If you ask ten United States gold coin experts what the most important pedigrees are, you are certain to have the Bass collection mentioned nearly every time. Clearly, the Bass collection was among the greatest collections of United States gold ever assembled. But I’ve learned a dirty little secret about some of the Bass coins that I’d like to share with you.

Harry Bass was a pretty compulsive buyer and many of his coins came from the major auctions of the 1960’s and 1970’s. When these coins were shipped to Harry, they were enclosed in the clear plastic “flips” that were popular during this era. What we now know is that these flips were made with polyvinylchloride (or PVC) which is an oil-based chemical that imparts a residue on coins.

I don’t know this for a fact but I believe that many of the Bass coins were stored in PVC flips for many years; in some cases as long as two or even three decades. During this period, a lot of PVC “grime” got onto the surfaces of the Bass coins.

So how can you tell if a Bass coin has PVC grime on it? Generally, gold coins with this residue develop a sort of cloudy whitish film that seems to become thicker with the passing of time.

The coins that appear to have the most noticeable residue are in PCGS holders and have “original” Bass pedigrees. If a Bass coin was removed from its original holder but resubmitted later to PCGS (in an attempt to upgrade it) it was still given a Bass pedigree but to distinguish it, it was designated as “Bass” on the insert by PCGS. Coins that are in their original “first generation” Bass holder have a pedigree on the insert that states “Harry W. Bass Collection.” There are also NGC coins that have Bass pedigrees.
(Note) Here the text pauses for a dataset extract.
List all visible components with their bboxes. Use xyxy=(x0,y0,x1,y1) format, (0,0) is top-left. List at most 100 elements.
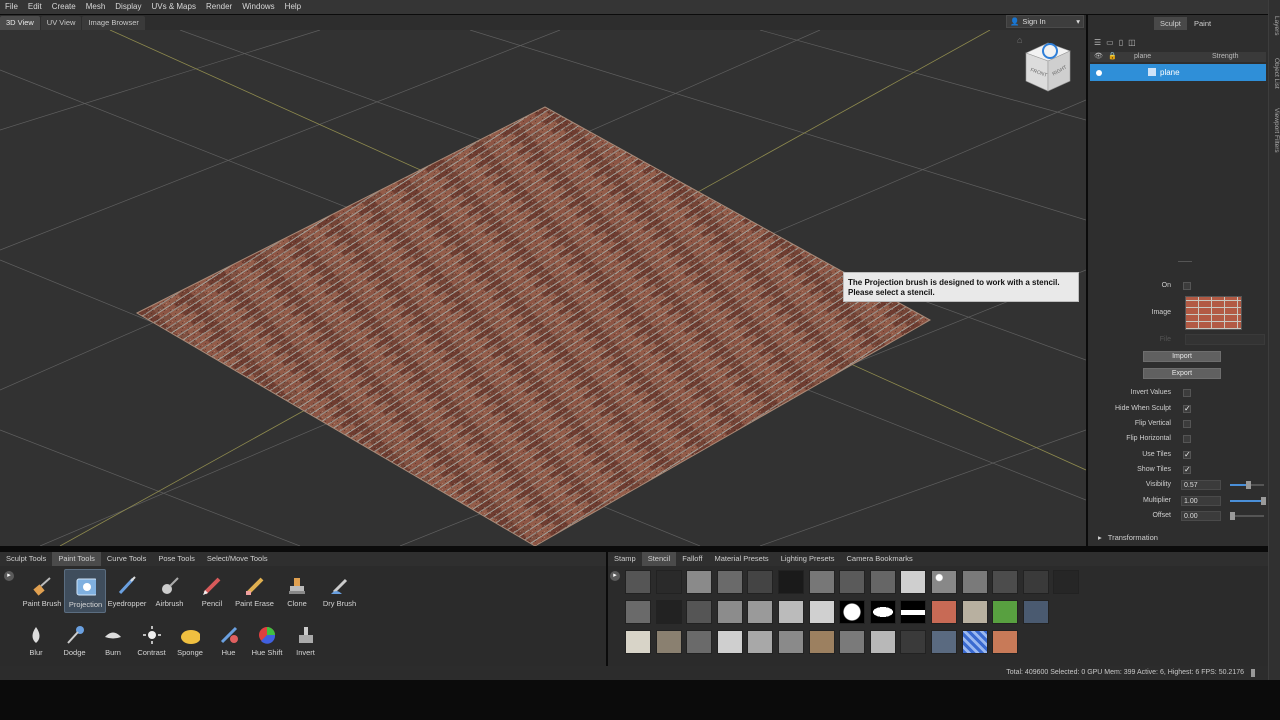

These were in the Bass collection but were cracked out of their original holders. Ironically, I have never seen an NGC Bass gold coin with any PVC grime on its surfaces.

How serious of a problem is this PVC? I am not a chemist and would defer the chemistry-related issues inherent to this question to someone else. From what I do know about gold, it is a very inert metal and one that is far more forgiving than, say, silver or copper. If the Bass collection had been copper coins and they had been stored in PVC flips for years, I think the coins would have been at considerable risk. Being gold coins, I think they were at far less risk. I’m not certain if the residue from these plastic flips did any long term damage but in the instances that I have seen coins on which the residue was removed, the underlying surfaces seemed just fine.

For me, the biggest problem with these coins is aesthetics. Some of the Bass coins in their original holders that I have seen with this PVC grime simply aren’t very attractive. If you purchased coins from the Bass sales in 1999-2000 and you haven’t inspected them recently, I’d suggest you take a quick peek and see how they look.